Reformasi 1998 adalah tonggak sejarah yang seharusnya mengakhiri praktik otoritarianisme di Indonesia. Rakyat bersatu, mahasiswa menjadi ujung tombak, dan suara “reformasi” menggema hingga menggulingkan rezim yang menindas. Harapan kita saat itu sederhana: negara yang berdaulat atas nama rakyat, lembaga politik yang transparan, aparat keamanan yang humanis. Namun, lebih dari dua dekade setelahnya, janji itu masih jauh dari kenyataan.

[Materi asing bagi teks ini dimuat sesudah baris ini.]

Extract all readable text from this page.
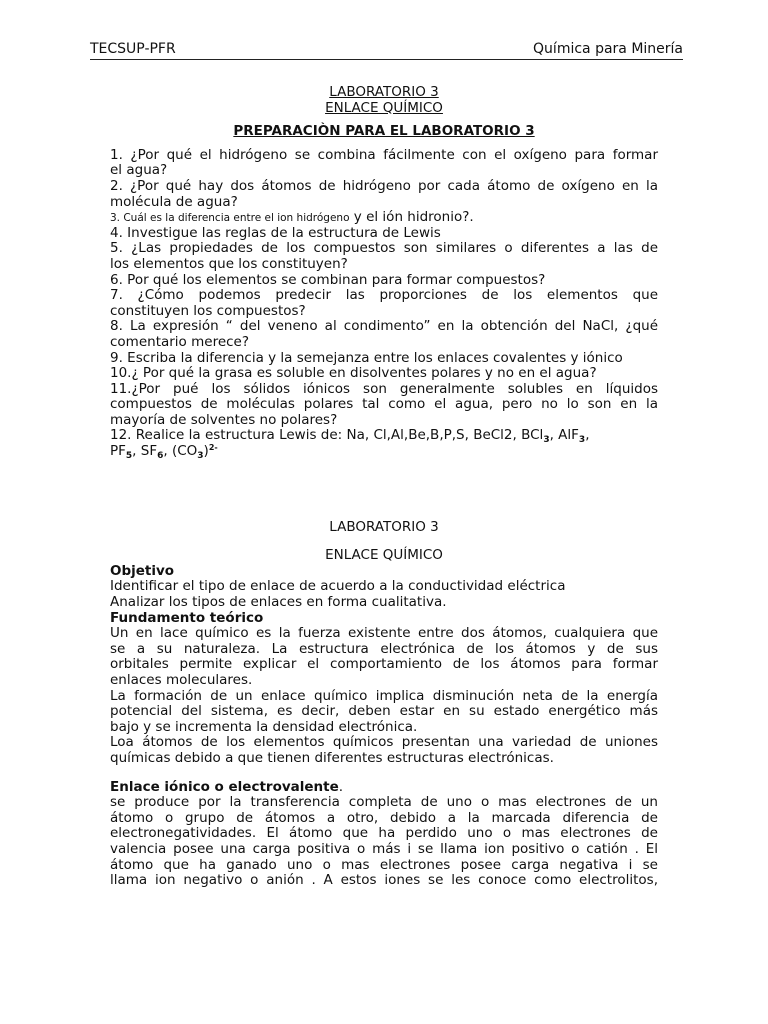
TECSUP-PFR	Química para Minería
LABORATORIO 3
ENLACE QUÍMICO
PREPARACIÒN PARA EL LABORATORIO 3
1. ¿Por qué el hidrógeno se combina fácilmente con el oxígeno para formar
el agua?
2. ¿Por qué hay dos átomos de hidrógeno por cada átomo de oxígeno en la
molécula de agua?
3. Cuál es la diferencia entre el ion hidrógeno y el ión hidronio?.
4. Investigue las reglas de la estructura de Lewis
5. ¿Las propiedades de los compuestos son similares o diferentes a las de
los elementos que los constituyen?
6. Por qué los elementos se combinan para formar compuestos?
7. ¿Cómo podemos predecir las proporciones de los elementos que
constituyen los compuestos?
8. La expresión “ del veneno al condimento” en la obtención del NaCl, ¿qué
comentario merece?
9. Escriba la diferencia y la semejanza entre los enlaces covalentes y iónico
10.¿ Por qué la grasa es soluble en disolventes polares y no en el agua?
11.¿Por pué los sólidos iónicos son generalmente solubles en líquidos
compuestos de moléculas polares tal como el agua, pero no lo son en la
mayoría de solventes no polares?
12. Realice la estructura Lewis de: Na, Cl,Al,Be,B,P,S, BeCl2, BCl$_3$, AlF$_3$,
$PF_5$, $SF_6$, $(CO_3)^{2-}$
LABORATORIO 3
ENLACE QUÍMICO
Objetivo
Identificar el tipo de enlace de acuerdo a la conductividad eléctrica
Analizar los tipos de enlaces en forma cualitativa.
Fundamento teórico
Un en lace químico es la fuerza existente entre dos átomos, cualquiera que
se a su naturaleza. La estructura electrónica de los átomos y de sus
orbitales permite explicar el comportamiento de los átomos para formar
enlaces moleculares.
La formación de un enlace químico implica disminución neta de la energía
potencial del sistema, es decir, deben estar en su estado energético más
bajo y se incrementa la densidad electrónica.
Loa átomos de los elementos químicos presentan una variedad de uniones
químicas debido a que tienen diferentes estructuras electrónicas.
Enlace iónico o electrovalente.
se produce por la transferencia completa de uno o mas electrones de un
átomo o grupo de átomos a otro, debido a la marcada diferencia de
electronegatividades. El átomo que ha perdido uno o mas electrones de
valencia posee una carga positiva o más i se llama ion positivo o catión . El
átomo que ha ganado uno o mas electrones posee carga negativa i se
llama ion negativo o anión . A estos iones se les conoce como electrolitos,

Kini, sekali lagi rakyat dipaksa turun ke jalan. Pada tanggal 28, demonstrasi besar-besaran pecah di berbagai daerah Indonesia. Pemicunya begitu telanjang: kenaikan tunjangan DPR yang dianggap sebagai bentuk pengkhianatan di tengah krisis ekonomi. Ketika rakyat semakin sulit memenuhi kebutuhan pokok, harga bahan pokok melonjak, lapangan kerja semakin sempit, justru para “wakil rakyat” berlomba menambah fasilitas dan kenyamanan mereka sendiri. Apa gunanya demokrasi bila yang dipilih rakyat hanya sibuk memperkaya diri?
Gelombang Perlawanan Rakyat
Aksi protes ini tidak lagi hanya milik mahasiswa. Dari Jakarta hingga Makassar, dari Bandung hingga Medan, rakyat lintas profesi ikut turun ke jalan. Para buruh, pelajar, ojek online, bahkan pedagang kecil, semuanya tumpah ruah membawa satu pesan: cukup sudah DPR hidup di atas penderitaan rakyat.

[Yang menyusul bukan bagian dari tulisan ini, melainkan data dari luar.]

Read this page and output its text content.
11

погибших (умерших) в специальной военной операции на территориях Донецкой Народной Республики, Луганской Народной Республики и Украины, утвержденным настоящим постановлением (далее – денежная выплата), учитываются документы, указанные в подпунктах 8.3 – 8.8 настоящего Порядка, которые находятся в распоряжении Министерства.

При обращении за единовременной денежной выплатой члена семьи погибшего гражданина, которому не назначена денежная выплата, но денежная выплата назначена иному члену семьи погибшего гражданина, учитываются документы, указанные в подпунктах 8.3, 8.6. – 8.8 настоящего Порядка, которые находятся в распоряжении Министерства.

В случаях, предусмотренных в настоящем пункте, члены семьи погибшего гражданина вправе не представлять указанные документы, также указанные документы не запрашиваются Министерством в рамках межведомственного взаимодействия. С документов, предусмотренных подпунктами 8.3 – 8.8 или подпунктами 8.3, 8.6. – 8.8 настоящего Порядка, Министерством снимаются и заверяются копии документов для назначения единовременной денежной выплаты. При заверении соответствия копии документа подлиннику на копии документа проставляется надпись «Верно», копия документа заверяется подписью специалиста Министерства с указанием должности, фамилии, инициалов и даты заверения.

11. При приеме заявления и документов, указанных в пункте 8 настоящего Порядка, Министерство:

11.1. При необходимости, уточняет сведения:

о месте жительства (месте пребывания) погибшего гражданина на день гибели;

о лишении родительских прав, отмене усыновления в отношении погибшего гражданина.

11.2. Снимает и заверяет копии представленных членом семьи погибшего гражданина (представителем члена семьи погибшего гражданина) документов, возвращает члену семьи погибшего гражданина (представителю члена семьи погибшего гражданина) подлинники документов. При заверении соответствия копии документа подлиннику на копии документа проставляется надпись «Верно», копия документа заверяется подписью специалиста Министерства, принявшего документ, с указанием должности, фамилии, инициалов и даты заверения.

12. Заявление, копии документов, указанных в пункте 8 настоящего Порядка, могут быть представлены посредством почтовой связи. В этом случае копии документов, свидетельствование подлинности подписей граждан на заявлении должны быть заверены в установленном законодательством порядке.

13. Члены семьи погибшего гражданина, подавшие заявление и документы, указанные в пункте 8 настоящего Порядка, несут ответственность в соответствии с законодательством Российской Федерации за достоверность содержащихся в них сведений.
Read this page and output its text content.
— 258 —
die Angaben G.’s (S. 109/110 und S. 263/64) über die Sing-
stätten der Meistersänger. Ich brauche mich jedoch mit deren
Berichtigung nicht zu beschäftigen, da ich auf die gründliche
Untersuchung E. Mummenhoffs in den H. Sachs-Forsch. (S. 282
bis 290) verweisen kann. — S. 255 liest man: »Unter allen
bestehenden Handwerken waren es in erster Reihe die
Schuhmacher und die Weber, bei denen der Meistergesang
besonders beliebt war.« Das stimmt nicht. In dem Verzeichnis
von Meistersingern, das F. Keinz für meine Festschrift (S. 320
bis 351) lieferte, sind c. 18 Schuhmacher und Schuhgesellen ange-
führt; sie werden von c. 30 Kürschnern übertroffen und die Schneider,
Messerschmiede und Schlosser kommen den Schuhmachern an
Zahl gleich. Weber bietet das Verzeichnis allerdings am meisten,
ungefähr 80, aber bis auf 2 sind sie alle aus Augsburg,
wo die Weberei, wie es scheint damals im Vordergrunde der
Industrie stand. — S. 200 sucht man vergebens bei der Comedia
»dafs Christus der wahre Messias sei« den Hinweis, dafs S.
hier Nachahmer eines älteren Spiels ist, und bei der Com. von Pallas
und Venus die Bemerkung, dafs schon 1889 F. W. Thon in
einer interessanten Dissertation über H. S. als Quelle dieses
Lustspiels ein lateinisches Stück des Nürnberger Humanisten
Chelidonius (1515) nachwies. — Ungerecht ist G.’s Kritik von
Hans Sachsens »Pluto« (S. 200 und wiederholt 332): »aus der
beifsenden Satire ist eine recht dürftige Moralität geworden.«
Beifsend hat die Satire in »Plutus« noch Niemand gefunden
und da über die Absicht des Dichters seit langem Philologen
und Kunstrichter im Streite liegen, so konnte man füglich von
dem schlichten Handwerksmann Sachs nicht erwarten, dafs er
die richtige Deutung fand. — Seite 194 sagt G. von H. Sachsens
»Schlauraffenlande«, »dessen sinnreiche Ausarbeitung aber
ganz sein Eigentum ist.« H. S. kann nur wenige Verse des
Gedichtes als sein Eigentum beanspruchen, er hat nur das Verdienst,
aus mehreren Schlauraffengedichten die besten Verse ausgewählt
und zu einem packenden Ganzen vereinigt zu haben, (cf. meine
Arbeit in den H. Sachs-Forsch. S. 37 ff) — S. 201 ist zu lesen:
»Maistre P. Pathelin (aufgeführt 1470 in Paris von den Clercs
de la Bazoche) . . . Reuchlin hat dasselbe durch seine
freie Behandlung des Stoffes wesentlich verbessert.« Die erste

Namun, seperti pola lama yang terus berulang, jawaban negara terhadap jeritan rakyat hanyalah represi. Gas air mata menyesakkan jalanan, peluru menghantam tubuh mahasiswa, pentungan menghajar mereka yang menolak bubar. Polisi yang seharusnya menjadi pengayom rakyat justru hadir sebagai lawan.
Di tengah kobaran perlawanan itu, jatuhlah korban. Salah satunya adalah Affan, seorang pengemudi ojek online, yang bukan aktivis garis depan, bukan orator politik, melainkan rakyat kecil yang hanya ingin pulang mencari nafkah. Namun, ia terjebak dalam kerusuhan dan menjadi salah satu korban nyawa. Affan kini adalah simbol bahwa represi negara tidak pandang bulu: rakyat biasa pun bisa menjadi korban hanya karena berada di jalan yang salah pada waktu yang salah.
Presiden yang Abai, Aparat yang Diganjar
Apa yang paling menyakitkan dari semua ini bukan hanya darah yang tumpah, tetapi juga diamnya penguasa. Dari berbagai pidato resmi, dari pernyataan yang keluar di media, tak sekalipun terdengar ucapan maaf dari Presiden. Tidak ada pengakuan salah, tidak ada tanggung jawab moral.
Alih-alih memberikan empati pada keluarga korban, negara justru memberikan penghargaan dan kenaikan pangkat kepada aparat yang bertugas saat demonstrasi. Apakah ini bentuk legitimasi atas kekerasan? Apakah ini isyarat bahwa nyawa rakyat bisa ditukar dengan bintang di pundak?
Sikap ini menambah jurang antara rakyat dan penguasa. Presiden yang semestinya berdiri sebagai simbol persatuan, kini terlihat lebih memilih berdiri di sisi aparat, bukan rakyat. Demokrasi tanpa nurani inilah yang membuat reformasi terasa seperti proyek yang gagal.
DPR dan Polri: Dua Lembaga yang Gagal Direformasi
Kedua institusi yang seharusnya menjadi pilar demokrasi justru menjadi sumber kegelisahan rakyat. DPR, alih-alih menjadi penyambung aspirasi, telah menjadi menara gading yang jauh dari rakyat. Proses legislasi lebih sering ditentukan di ruang-ruang tertutup, dengan kalkulasi kekuasaan dan modal politik, bukan suara rakyat.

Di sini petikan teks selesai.